Governance and Financial Performance as Drivers of Bank Profitability in Indonesia
DOI:
https://doi.org/10.38043/jiab.v10i2.6952Keywords:
Return on Equity, Board Gender Diversity, Net Interest Margin, Non-Performing Loans, Firm SizeAbstract
The purpose of this study is to empirically examine the relationship between the profitability of banking businesses listed on the Indonesia Stock Exchange (IDX) as evaluated by Return on Equity (ROE), and the following variables: Board Gender Diversity (BGD), Net Interest Margin (NIM), Non-Performing Loans (NPL), and Firm Size (SIZE). The 141 observations used in this quantitative study are based on secondary data extracted from the annual reports of 47 different banking businesses for the years 2021–2023. After the data passed the traditional assumption tests, multiple linear regression analysis was used to examine the data. Analyses show that firm size, gender diversity on the board, and net interest margin all positively affect Return on Equity.
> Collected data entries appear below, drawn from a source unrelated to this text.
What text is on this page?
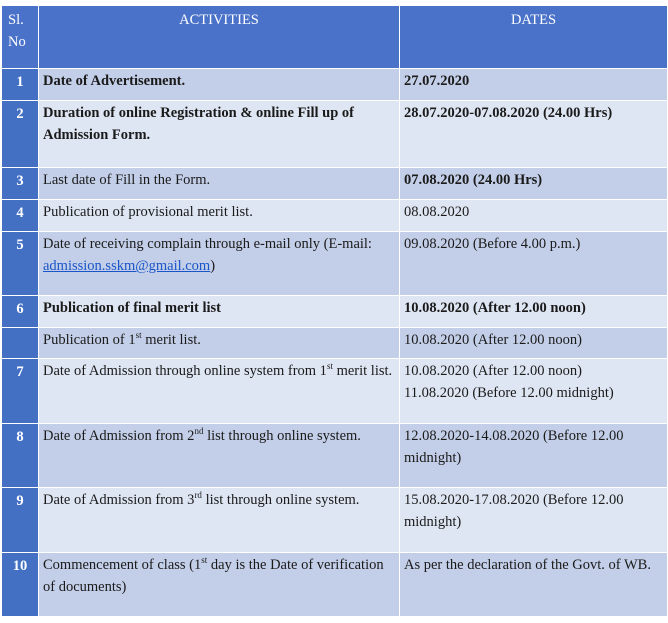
Sl.
No	ACTIVITIES	DATES
1	Date of Advertisement.	27.07.2020
2	Duration of online Registration & online Fill up of Admission Form.	28.07.2020-07.08.2020 (24.00 Hrs)
3	Last date of Fill in the Form.	07.08.2020 (24.00 Hrs)
4	Publication of provisional merit list.	08.08.2020
5	Date of receiving complain through e-mail only (E-mail: admission.sskm@gmail.com)	09.08.2020 (Before 4.00 p.m.)
6	Publication of final merit list	10.08.2020 (After 12.00 noon)
	Publication of 1st merit list.	10.08.2020 (After 12.00 noon)
7	Date of Admission through online system from 1st merit list.	10.08.2020 (After 12.00 noon)
11.08.2020 (Before 12.00 midnight)
8	Date of Admission from 2nd list through online system.	12.08.2020-14.08.2020 (Before 12.00 midnight)
9	Date of Admission from 3rd list through online system.	15.08.2020-17.08.2020 (Before 12.00 midnight)
10	Commencement of class (1st day is the Date of verification of documents)	As per the declaration of the Govt. of WB.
Return on Equity, on the other hand, is severely impacted by Non-Performing Loans. There was a statistically significant relationship between bank profitability and each of the four independent factors. Management at financial institutions can learn a lot from the results on the strategic value of diverse boards and careful risk management. This study sheds light on the internal variables that matter most to banks' bottom lines, which is useful information for investors. Theoretically, this research adds to what is already known about the relationship between corporate finance and governance by presenting data from a developing economy.